Are we to roast in the sun bake of unrelenting global warming, or will the planet right itself despite our species pillageing of the land and its energy resources?

Personally, I don't know. It's such a huge question. But, check out this Graph of CO2, temperature, and dust concentration measured from the Vostok, Antarctica ice core.

http://en.wikipedia.org/wiki/Image:Vostok-ice-core -petit.png

There is something completely different in the last 15 Kyrs with temperature. The pointy tip of the cycle is sawed off before matching the previous apex. Does that mean we are 15 Kyrs into a 28 Kyr interglacial period? No cooling help for another 13 Kyrs? Or is there something else worth noting? When did Panama rise up to block the ocean current? Gee, this is complicated.

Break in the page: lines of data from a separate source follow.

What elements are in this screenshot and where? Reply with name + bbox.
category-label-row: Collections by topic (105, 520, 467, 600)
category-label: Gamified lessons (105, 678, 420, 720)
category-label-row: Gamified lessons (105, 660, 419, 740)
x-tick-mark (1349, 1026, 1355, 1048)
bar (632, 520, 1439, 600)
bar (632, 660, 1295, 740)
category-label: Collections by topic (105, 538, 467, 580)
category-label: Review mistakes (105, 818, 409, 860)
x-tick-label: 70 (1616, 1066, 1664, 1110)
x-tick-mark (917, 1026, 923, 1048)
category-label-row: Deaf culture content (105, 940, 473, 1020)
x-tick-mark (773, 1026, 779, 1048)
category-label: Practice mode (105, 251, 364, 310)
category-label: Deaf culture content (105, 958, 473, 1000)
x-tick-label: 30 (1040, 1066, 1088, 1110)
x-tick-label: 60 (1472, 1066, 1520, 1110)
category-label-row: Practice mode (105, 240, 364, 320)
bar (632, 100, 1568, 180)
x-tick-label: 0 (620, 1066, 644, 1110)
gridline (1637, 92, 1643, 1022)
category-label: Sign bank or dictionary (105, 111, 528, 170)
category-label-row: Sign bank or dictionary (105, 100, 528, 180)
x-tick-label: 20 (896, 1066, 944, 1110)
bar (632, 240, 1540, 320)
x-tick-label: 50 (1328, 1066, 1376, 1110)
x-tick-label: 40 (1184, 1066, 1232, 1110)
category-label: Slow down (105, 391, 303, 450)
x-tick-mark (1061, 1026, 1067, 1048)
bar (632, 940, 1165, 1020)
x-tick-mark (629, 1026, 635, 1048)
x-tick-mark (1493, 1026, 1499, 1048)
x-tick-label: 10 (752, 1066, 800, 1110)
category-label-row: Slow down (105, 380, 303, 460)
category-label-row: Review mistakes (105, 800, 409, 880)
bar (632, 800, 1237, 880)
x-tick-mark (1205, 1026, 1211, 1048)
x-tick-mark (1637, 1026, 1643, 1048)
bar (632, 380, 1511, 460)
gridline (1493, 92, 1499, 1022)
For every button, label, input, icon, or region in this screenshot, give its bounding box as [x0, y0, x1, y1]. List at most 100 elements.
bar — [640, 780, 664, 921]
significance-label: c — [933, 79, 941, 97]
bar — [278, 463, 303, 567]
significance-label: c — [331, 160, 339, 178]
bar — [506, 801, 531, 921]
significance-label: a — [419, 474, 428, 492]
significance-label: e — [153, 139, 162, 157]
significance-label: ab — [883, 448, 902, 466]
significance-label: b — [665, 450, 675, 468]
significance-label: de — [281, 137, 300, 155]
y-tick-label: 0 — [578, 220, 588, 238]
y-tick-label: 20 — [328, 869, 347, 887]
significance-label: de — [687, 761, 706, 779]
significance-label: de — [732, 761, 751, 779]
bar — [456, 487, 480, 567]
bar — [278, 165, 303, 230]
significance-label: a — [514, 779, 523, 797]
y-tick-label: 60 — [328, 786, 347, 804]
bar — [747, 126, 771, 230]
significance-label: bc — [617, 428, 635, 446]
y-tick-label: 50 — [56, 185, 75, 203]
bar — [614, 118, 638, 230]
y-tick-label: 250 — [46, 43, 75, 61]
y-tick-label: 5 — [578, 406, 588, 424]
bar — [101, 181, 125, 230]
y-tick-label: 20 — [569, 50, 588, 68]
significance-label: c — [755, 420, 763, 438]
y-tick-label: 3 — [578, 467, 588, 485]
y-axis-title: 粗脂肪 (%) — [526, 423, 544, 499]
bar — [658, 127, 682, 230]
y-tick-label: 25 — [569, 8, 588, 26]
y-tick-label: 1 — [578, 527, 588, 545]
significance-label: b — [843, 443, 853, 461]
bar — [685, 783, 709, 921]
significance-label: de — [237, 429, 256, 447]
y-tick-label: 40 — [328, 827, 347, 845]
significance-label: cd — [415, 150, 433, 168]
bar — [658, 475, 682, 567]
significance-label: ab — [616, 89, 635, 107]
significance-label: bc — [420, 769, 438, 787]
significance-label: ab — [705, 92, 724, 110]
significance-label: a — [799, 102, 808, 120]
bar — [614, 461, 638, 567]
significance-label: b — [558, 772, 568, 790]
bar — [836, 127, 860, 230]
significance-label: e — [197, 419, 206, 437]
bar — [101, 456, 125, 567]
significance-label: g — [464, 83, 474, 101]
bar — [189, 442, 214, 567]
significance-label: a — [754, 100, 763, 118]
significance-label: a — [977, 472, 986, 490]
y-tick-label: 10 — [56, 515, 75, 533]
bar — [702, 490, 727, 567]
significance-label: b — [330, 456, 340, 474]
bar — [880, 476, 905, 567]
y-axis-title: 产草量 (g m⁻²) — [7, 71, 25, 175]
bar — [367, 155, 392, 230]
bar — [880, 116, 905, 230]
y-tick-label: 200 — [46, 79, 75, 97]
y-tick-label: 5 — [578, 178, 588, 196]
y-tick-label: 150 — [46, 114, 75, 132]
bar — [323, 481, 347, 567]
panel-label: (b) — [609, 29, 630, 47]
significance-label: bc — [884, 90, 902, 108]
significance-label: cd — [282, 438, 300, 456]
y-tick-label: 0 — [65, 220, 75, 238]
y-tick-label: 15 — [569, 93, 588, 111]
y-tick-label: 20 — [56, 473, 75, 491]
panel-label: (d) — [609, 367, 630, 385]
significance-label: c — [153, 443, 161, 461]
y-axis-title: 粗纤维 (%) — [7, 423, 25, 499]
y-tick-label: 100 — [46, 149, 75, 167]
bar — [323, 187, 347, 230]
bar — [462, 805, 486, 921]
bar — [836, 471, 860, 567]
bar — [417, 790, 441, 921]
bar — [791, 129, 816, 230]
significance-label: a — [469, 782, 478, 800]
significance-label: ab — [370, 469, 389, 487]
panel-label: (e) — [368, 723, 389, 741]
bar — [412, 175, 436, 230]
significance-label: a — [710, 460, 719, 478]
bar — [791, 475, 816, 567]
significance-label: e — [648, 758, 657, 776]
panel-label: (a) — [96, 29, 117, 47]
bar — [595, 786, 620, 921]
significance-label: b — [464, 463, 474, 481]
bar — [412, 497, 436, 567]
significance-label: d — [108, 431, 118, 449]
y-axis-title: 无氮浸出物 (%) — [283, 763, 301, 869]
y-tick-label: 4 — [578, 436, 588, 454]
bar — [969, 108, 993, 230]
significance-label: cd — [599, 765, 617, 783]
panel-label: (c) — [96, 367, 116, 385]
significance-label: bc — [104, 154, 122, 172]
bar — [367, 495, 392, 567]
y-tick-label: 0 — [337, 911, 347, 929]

But, the CO2, while still climbing, is not out of wack from what should be predicted from previous cycles. It is not even "twice as high as they have ever been in the past 1 million years." Unless methane is unusually robust these days. (VBG)

But anyway, the graph doesn't support the theory that I was speaking from either. The previous interglacial didn't end abruptly within a 10 year period as the TV people said.

Perhaps when the summers get unbearable and ruminants quit farting for lack of grass and start dying by the train load, the plant life will come back and soak up some CO2. In the mean time, let's hope that the solar events are few and far between and that the ice don't run out before the party is over.